One day I see a mother of a 30 week old baby, weighing 1500 grams. Premature rupture of membranes caused this mother to deliver prematurely. I’m surprised that such a small baby is in our hospital. But he looks good. He’s not on oxygen, no nasogastric tube, just a tiny little baby in an incubator next to mother’s bed!!! After the stress since her membranes ruptured, the mother is now relieved that the baby is doing so well. And he is, really! On the second day after birth, mom started expressing milk with a small hand pump (one where you have to press a balloon to cause suction). She is now pumping 5-6 times a day and she tells me that she is pumping quite a bit (although she doesn’t know how much exactly). I have tried introducing feeding logs, but haven’t been successful yet. Anyway, mother pumps enough to provide the baby with all the milk he needs. That is good! I look at her breasts, they do feel a bit engorged and I wonder if this simple pump empties her breast sufficiently. I decide to talk to the doctor in charge later…

The baby hasn’t been to the breast yet, neither has the baby been out of the incubator.
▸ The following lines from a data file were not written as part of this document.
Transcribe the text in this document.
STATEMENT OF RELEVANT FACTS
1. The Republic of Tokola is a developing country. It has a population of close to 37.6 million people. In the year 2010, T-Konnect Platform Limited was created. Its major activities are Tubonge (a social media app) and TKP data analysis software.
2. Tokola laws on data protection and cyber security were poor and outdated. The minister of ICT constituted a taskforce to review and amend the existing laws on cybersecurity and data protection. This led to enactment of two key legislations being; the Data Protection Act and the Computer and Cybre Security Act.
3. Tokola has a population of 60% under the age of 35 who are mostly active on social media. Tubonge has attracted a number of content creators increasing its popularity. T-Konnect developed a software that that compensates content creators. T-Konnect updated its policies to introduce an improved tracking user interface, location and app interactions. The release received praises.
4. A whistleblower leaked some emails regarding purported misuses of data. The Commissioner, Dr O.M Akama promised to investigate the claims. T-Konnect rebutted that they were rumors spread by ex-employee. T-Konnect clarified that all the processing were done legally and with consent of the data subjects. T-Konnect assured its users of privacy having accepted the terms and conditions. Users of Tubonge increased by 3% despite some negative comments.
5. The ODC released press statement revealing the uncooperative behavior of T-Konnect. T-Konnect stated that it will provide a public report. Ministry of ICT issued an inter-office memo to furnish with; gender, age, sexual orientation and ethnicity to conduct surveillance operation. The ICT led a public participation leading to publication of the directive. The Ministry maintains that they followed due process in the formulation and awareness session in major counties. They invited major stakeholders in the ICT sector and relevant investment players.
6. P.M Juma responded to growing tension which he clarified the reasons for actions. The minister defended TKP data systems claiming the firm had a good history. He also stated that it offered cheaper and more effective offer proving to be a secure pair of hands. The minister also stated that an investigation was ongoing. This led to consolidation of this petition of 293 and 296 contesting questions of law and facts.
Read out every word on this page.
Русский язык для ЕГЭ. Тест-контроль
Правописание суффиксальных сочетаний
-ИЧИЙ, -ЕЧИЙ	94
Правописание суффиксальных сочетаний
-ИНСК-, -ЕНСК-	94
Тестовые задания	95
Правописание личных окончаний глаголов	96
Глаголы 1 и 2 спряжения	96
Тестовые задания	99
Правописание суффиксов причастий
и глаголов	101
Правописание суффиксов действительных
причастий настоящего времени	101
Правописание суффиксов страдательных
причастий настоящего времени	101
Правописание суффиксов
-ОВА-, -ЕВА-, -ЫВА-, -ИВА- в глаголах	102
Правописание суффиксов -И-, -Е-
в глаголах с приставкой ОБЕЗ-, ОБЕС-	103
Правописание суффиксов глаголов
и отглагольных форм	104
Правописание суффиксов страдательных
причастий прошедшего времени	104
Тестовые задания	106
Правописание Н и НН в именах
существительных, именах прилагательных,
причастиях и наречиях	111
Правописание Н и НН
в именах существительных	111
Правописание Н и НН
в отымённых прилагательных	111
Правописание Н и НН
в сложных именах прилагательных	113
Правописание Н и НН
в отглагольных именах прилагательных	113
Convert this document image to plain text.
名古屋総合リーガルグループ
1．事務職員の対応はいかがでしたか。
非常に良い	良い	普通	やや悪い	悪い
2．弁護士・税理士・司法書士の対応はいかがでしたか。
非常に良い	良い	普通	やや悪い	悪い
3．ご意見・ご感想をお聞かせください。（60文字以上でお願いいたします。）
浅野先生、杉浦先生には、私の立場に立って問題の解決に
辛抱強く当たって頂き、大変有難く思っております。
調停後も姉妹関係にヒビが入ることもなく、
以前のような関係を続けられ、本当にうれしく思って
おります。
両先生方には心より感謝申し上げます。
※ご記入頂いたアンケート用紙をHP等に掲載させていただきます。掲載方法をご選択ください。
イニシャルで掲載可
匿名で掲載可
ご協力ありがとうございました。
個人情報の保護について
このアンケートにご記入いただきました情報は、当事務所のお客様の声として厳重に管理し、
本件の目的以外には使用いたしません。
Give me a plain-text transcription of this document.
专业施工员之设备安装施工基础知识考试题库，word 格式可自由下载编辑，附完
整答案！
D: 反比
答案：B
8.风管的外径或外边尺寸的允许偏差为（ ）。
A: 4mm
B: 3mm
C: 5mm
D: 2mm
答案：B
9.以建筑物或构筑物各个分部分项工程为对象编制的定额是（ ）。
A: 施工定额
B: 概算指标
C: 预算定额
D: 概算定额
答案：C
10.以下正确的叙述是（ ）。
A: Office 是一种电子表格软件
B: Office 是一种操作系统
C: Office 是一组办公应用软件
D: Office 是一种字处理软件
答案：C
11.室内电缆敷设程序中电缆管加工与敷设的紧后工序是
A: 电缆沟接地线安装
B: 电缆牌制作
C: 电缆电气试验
When I explain about the benefits of skin-to-skin for these premature babies and when I encourage her to hold the baby close to her breasts and let him smell, lick and suckle a little, I feel a lot of resistance. The mother responds with great surprise, almost shocked “The baby is too small and weak to take out of the incubator. His immunity is too low. No, we can’t take him out of the incubator.” I feel that I’m not going to get far with this young mother. All I can do is give advice. Today is one of those days where I wonder how much use my visits to the hospital are. Is anything ever going to change?